The day after Barayev’s martyrdom, the mujahideen withdrew from the area and were unable to take his body with them. Russians discovered it and announced his death on national news on the evening of June 24. It was not the first time that Barayev’s death had been claimed by the military, but this time mujahideen sources confirmed the news the next day.

Barayev’s martyrdom was celebrated by the Russians and their local agents. Ahmed Kadyrov, the Chechen ‘civil administrator’ (head of the Russians’ proxy local government) publicly said that he hoped that Johar-Gala would now be safer for himself and other pro-Russian officials, who are presently based in Gudermes because Johar-Gala is so dangerous for them. Mujahideen under Barayev’s command are believed to have been responsible for a series of bomb-attacks in Johar-Gala, Gudermes and Argun in late June in which several Russian officers and senior pro-Russian Chechens were killed.

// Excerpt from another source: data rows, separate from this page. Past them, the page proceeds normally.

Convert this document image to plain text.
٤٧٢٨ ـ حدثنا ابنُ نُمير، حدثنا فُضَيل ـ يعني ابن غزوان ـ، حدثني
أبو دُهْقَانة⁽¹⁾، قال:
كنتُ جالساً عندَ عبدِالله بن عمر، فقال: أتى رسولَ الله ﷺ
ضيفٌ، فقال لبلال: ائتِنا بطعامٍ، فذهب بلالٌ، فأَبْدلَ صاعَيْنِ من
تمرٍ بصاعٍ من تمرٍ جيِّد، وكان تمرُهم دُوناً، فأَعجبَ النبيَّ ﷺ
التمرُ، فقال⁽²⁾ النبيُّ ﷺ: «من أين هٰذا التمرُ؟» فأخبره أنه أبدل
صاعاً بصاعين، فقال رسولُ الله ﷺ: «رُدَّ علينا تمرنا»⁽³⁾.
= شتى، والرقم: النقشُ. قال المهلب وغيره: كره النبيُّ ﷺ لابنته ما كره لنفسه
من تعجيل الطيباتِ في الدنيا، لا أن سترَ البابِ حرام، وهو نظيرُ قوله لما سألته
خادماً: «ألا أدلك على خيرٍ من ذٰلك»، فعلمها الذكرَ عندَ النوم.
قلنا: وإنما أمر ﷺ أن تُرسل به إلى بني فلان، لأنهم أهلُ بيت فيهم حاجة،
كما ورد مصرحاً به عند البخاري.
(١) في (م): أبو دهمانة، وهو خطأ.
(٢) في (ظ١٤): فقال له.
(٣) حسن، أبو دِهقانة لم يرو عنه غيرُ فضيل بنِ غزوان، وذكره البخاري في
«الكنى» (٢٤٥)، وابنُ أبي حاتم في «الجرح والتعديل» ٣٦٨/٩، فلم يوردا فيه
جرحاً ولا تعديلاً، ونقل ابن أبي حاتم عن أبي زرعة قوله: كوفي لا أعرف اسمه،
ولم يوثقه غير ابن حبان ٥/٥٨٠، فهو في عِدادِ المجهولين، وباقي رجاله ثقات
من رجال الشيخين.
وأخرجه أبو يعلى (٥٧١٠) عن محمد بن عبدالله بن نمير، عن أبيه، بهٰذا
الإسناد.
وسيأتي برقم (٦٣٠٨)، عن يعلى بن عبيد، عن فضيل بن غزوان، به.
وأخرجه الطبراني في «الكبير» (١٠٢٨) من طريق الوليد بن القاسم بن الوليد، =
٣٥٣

The Russians celebrated Barayev’s martyrdom as a success for their policy of targetting mujahideen commanders, announced in late January when president Vladimir Putin transferred responsibility for the war in Chechnya from the defence ministry to the Federal Security Service (FSB). Aslan Maskhadov, Shamil Basayev, Khattab, Arbi Barayev and Ruslan Gelayev were mentioned specifically; last month, they finally succeeded in killing one of them.

The loss of Barayev is unlikely, however, to have any significant effect on the mujahideen’s high level of activity at this time of year, both because of their high morale and because they are organized in small, independent and highly mobile units.

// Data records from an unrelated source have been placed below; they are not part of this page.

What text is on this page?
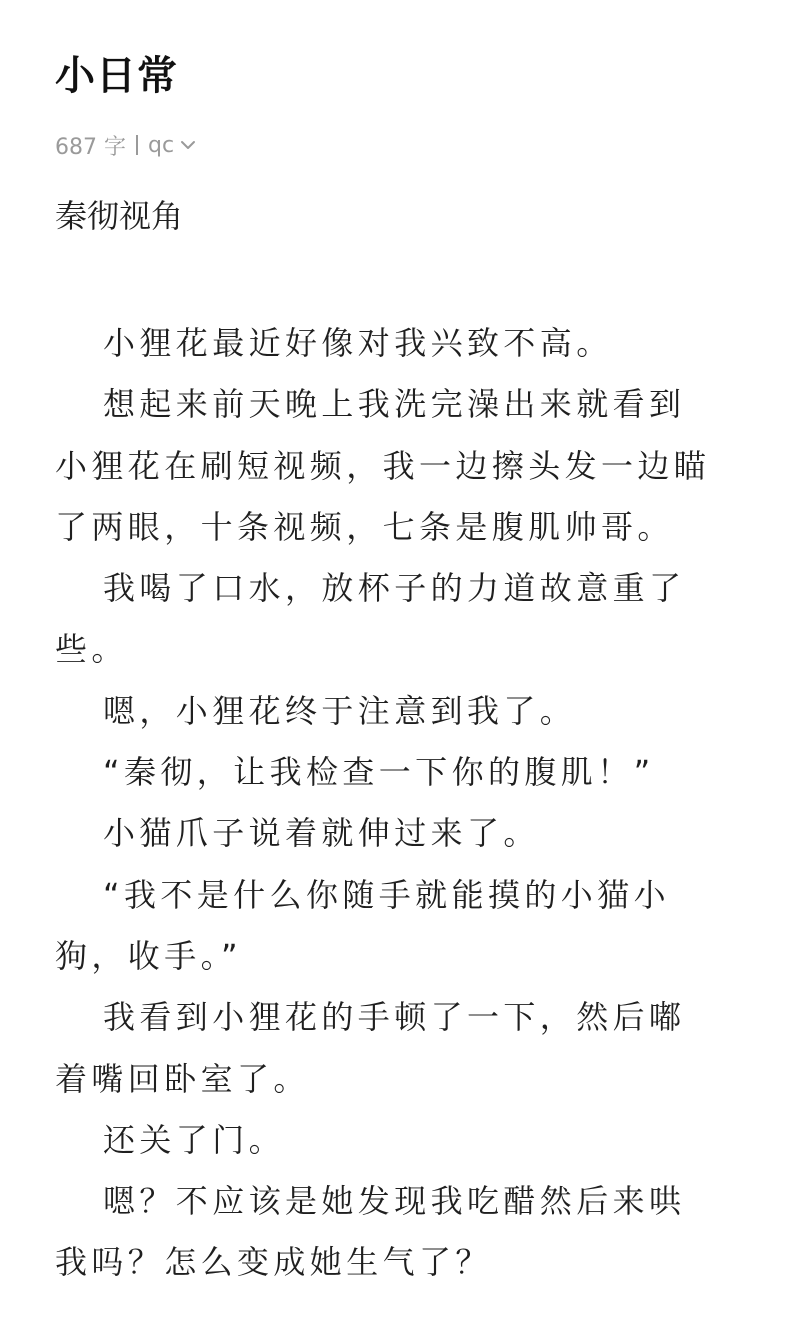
小日常
687 字 qc
秦彻视角
小狸花最近好像对我兴致不高。
想起来前天晚上我洗完澡出来就看到
小狸花在刷短视频，我一边擦头发一边瞄
了两眼，十条视频，七条是腹肌帅哥。
我喝了口水，放杯子的力道故意重了
些。
嗯，小狸花终于注意到我了。
“秦彻，让我检查一下你的腹肌！”
小猫爪子说着就伸过来了。
“我不是什么你随手就能摸的小猫小
狗，收手。”
我看到小狸花的手顿了一下，然后嘟
着嘴回卧室了。
还关了门。
嗯？不应该是她发现我吃醋然后来哄
我吗？怎么变成她生气了？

Operations early this month included the bombing of a Russian military shop in Khasav-Yurt on July 3, in which 5 soldiers were killed and 5 injured, including four officers. The previous day, mujahideen attacks on Russian troops had been reported from the Nojai-Yurt, Vedeno and Shali regions of the country. Three Russian armoured vehicles were destroyed and at least 10 soldiers killed when a military convoy was attacked near Belgatoi by mujahideen armed with machine-guns and grenade-launchers.

The Russians are trying to maintain the pretence that they control the whole of the country and are re-establishing civilian rule, but the reality is that Chechnya remains at war, with the mujahideen able to strike at will, where and when they please. The Russians’ inability even to secure the capital, Johar-Gala, is particularly galling for them; they were seriously embarrassed in May when the mujahideen conducted a week of operations in Argun and other towns around Johar-Gala to coincide with the arrival of a European Union delegation to assess the situation in the country.

Russian attempts to secure their rule are marked, as usual, by gross abuses of human rights. Chechen civilians face arrest, killing, looting and other reprisals whenever they are suspected of supporting the mujahideen. Such has been Chechen anger and resentment at Russian policies that even Kadyrov, the Russian’s main man in Chechnya, called on July 9 for an investigation into Russian crimes against civilians. His call came after a military ‘zachistki’ (cleansing) operation against Sernovodsk and Assinovskaya, two villages west of Johar-Gala, which were reportedly particularly brutal. More than a thousand men were rounded up for the notorious ‘filtration’ camps, where many were beaten, tortured or attacked by vicious dogs. Houses were destroyed and property was looted.

Kadyrov’s call is little more than an attempt to ingratiate himself with the Chechens; he knows better than anyone that such brutal operations are ordered by his own bosses, Russia’s generals in Chechnya and their political masters in Moscow.

He must be looking, however, to his own position. Another Chechen puppet, Beslan Gantemirov, was promoted to the post of chief federal inspector on the staff of Viktor Kazantsev, presidential envoy to South Russia, last month, after he resigned as mayor of Johar-Gala. His new duties include drafting a new constitution for occupied Chechnya and helping to organize elections to a new Chechen parliament. The Russians hope to hold elections for a new Chechen leader next year.